Stanford University researchers present Medagentnench: Realistic Benchmarks for Medical AI Agents
A Stanford University researchers released MedagentBenchThis is a new benchmark suite designed to evaluate large language model (LLM) agents in healthcare environments. Unlike previous question datasets, MedagentBench provides Virtual Electronic Health Record (EHR) environment Where AI systems must interact, plan and perform multi-step clinical tasks. This marks a significant shift from testing static inference to evaluating proxy capabilities Real-time, tool-based medical workflows.

Why do we need agency benchmarks in healthcare?
Recent LLMs Go beyond the shift in interactions based on static chat Agent Behavior– Explain advanced instructions, call APIs, integrate patient data and automate complex processes. Medically, this evolution can help solve Employee shortage, document burden and administrative inefficiency.
Although there is a general agent benchmark (e.g., agent, agent board, tau bench), Healthcare lacks a benchmark for standardization Medical data, FHIR interoperability and complexity of longitudinal patient records were captured. MedagentBench fills this gap by providing a reproducible, clinically relevant assessment framework.
What does MEDAGENTENCHANCEN include?
How is the task structured?
MedagentBench by 300 tasks in 10 categorieswritten by a licensed physician. These tasks include patient information retrieval, experimental results tracking, documentation, test ordering, recommendations, and drug management. In inpatient and outpatient care, tasks averaged 2–3 steps and mirrored workflows.
Which patient data support benchmarks?
Benchmark utilization 100 realistic patient profiles Extract from Stanford’s Starr data repository, including 700,000 records Includes laboratory, vitality, diagnosis, procedures and drug orders. Data are de-identified and jittered to seek privacy while retaining clinical effectiveness.
How to build an environment?
The environment is FHIR compliantsupports the retrieval (GET) and modification (POST) of EHR data. AI systems can simulate realistic clinical interactions, such as recording vitality or placing drug orders. This design allows benchmarks to be converted directly into real-time EHR systems.
How to evaluate the model?
- Metric system: Task success rate (SR), strictly measured By @1 Reflects the security requirements of the real world.
- Tested model: 12 leading LLMs including GPT-4O, Claude 3.5 sonnet, Gemini 2.0, DeepSeek-V3, Qwen 2.5 and Llama 3.3.
- Agent Orchestration: Baseline orchestration settings with nine FHIR functions, only Eight rounds of interactive rounds for each task.
Which models perform best?
- Claude 3.5 Sonnet V2: The best overall 69.67% successespecially strong in the search task (85.33%).
- GPT-4O: 64.0% success, showing balanced retrieval and action performance.
- DeepSeek-V3: 62.67% success, leading in the open weight model.
- observe: Most models are in Query tasks But struggle with it Action-based tasks A secure multi-step execution is required.

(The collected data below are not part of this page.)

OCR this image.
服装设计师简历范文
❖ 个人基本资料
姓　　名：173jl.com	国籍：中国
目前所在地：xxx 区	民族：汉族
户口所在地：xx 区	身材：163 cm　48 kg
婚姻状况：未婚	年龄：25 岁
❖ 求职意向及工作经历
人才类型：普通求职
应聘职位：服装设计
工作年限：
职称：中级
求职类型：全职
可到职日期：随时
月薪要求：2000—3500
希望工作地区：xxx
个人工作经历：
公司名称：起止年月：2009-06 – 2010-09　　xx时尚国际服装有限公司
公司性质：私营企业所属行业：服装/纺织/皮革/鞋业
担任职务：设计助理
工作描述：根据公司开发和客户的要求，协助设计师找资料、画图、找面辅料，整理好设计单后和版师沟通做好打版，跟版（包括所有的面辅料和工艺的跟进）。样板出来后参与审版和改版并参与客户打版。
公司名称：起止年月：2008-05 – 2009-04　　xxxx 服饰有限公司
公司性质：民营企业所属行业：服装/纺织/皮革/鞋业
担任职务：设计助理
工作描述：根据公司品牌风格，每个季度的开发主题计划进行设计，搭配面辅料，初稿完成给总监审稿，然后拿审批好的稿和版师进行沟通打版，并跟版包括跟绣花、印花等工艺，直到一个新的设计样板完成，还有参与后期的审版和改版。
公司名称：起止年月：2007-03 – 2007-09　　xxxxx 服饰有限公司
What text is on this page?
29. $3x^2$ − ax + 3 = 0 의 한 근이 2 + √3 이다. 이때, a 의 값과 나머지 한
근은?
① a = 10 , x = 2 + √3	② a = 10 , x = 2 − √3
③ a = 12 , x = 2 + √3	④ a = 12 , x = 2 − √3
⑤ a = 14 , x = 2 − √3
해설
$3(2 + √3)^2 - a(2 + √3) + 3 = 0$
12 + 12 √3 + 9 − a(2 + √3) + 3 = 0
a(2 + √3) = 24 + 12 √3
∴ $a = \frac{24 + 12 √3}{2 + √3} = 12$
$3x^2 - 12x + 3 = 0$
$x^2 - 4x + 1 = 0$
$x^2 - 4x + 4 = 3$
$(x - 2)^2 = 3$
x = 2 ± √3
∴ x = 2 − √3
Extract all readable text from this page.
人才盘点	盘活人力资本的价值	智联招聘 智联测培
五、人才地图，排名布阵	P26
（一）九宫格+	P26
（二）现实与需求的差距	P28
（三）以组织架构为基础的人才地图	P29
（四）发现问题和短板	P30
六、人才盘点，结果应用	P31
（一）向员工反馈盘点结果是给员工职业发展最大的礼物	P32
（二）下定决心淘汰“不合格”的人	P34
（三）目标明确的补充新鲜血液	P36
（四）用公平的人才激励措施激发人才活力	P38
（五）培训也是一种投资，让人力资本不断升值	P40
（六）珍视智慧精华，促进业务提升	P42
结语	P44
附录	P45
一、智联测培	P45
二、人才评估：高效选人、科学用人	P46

What mistake did the model make?
Two major failure modes emerge:
- Indicates compliance failure – Invalid API call or wrong JSON format.
- Output mismatch – Provide complete sentences when structured values are required.
These errors highlight the gap Accuracy and reliabilityboth are crucial in clinical deployment.
Summary
MedagentBench established the first large-scale benchmark for evaluating LLM agents in a realistic EHR setup, pairing the task of 300 clinicians with an FHIR-compatible environment and 100 patient profiles. The results show strong potential but limited reliability – the rate of Claude 3.5 SONNET V2 is 69.67% – high showing the gap between query success and security operation execution. Despite being limited by single-institution data and EHR-centric scope, MedagentBench provides an open, reproducible framework to drive the next generation of reliable medical AI agents
Check Paper and Technology Blog. Check out ours anytime Tutorials, codes and notebooks for github pages. Also, please stay tuned for us twitter And don’t forget to join us 100K+ ml reddit And subscribe Our newsletter.

Michal Sutter is a data science professional with a master’s degree in data science from the University of Padua. With a solid foundation in statistical analysis, machine learning, and data engineering, Michal excels in transforming complex data sets into actionable insights.